Wird im nächsten Jahrzehnt Gold mehr wie Bitcoin?

Laut dem Mitbegründer einer digitalen Goldinvestitionsfirma wird sich die neue Post-COVID-Welt zunehmend in Richtung digitaler Investitionen bewegen, um sich gegen eine nachlässige Geldpolitik abzusichern.

 

2020: Handelsspannungen, Pandemie und eine Welt, die sich volldigital bewegt

Während sich der Trend Anfang 2019 wirklich zu entfalten begann, war der Anstieg von Gold und Bitcoin in Erwartung dessen, was kommen würde, wenn 2020 herumrollte.Was schließlich eintraf, war nicht nur eine Zunahme der Handelsspannungen zwischen den USA und China oder ein potenzielles Kriegsgebräu zwischen den USA und dem Iran, sondern eine Pandemie, wie sie die moderne Welt noch nie gesehen hat.Die Pandemie hat die Wirtschaft schnell dezimiert und die Welt in einen Sperrzustand versetzt.

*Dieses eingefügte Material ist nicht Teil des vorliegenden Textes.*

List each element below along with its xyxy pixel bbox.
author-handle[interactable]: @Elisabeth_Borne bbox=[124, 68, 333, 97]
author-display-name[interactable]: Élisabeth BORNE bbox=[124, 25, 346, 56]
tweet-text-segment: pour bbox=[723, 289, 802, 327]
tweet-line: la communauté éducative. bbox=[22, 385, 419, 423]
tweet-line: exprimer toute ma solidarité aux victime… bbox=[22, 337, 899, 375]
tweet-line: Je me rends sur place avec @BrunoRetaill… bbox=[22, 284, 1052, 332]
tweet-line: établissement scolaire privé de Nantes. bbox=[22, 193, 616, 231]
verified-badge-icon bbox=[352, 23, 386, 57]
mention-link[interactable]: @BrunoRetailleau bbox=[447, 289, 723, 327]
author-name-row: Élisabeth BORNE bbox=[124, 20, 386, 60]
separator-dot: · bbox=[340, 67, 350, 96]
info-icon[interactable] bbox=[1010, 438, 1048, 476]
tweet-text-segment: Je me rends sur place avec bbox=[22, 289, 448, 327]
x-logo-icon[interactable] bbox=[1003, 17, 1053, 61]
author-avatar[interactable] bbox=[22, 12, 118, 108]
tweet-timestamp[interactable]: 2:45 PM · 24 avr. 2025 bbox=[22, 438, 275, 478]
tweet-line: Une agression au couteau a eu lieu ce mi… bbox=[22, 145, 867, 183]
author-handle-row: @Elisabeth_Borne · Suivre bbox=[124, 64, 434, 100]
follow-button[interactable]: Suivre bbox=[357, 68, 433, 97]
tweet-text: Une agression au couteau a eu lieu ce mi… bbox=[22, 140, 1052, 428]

Im Gegensatz zu Fiat-Währungen, die von Reservebanken nach Belieben gedruckt werden können, verfügen Gold und Bitcoin über ein hartes, knappes Angebot, das diesen Vermögenswerten in Krisenzeiten einen Mehrwert verleiht.

 

Deflationäre Vermögenswerte

Darüber hinaus sind diese Vermögenswerte deflationär und werden in der sich abzeichnenden Hyperinflationsumgebung noch stärker abschneiden.Dies hat die Nachfrage nach dem physischen Edelmetall so stark erhöht, dass Goldbarren eine hohe Prämie erzielen.Es ist jedoch nicht alles auf die steigende Nachfrage zurückzuführen. Die durch die Pandemie hervorgerufenen Sperrbedingungen haben Bergbauanlagen, Raffinerien und Münzstätten geschlossen. Es wird weniger Rohgoldlegierung aus der Erde gewonnen, bis das Angebot nicht mehr mit der Nachfrage Schritt halten kann.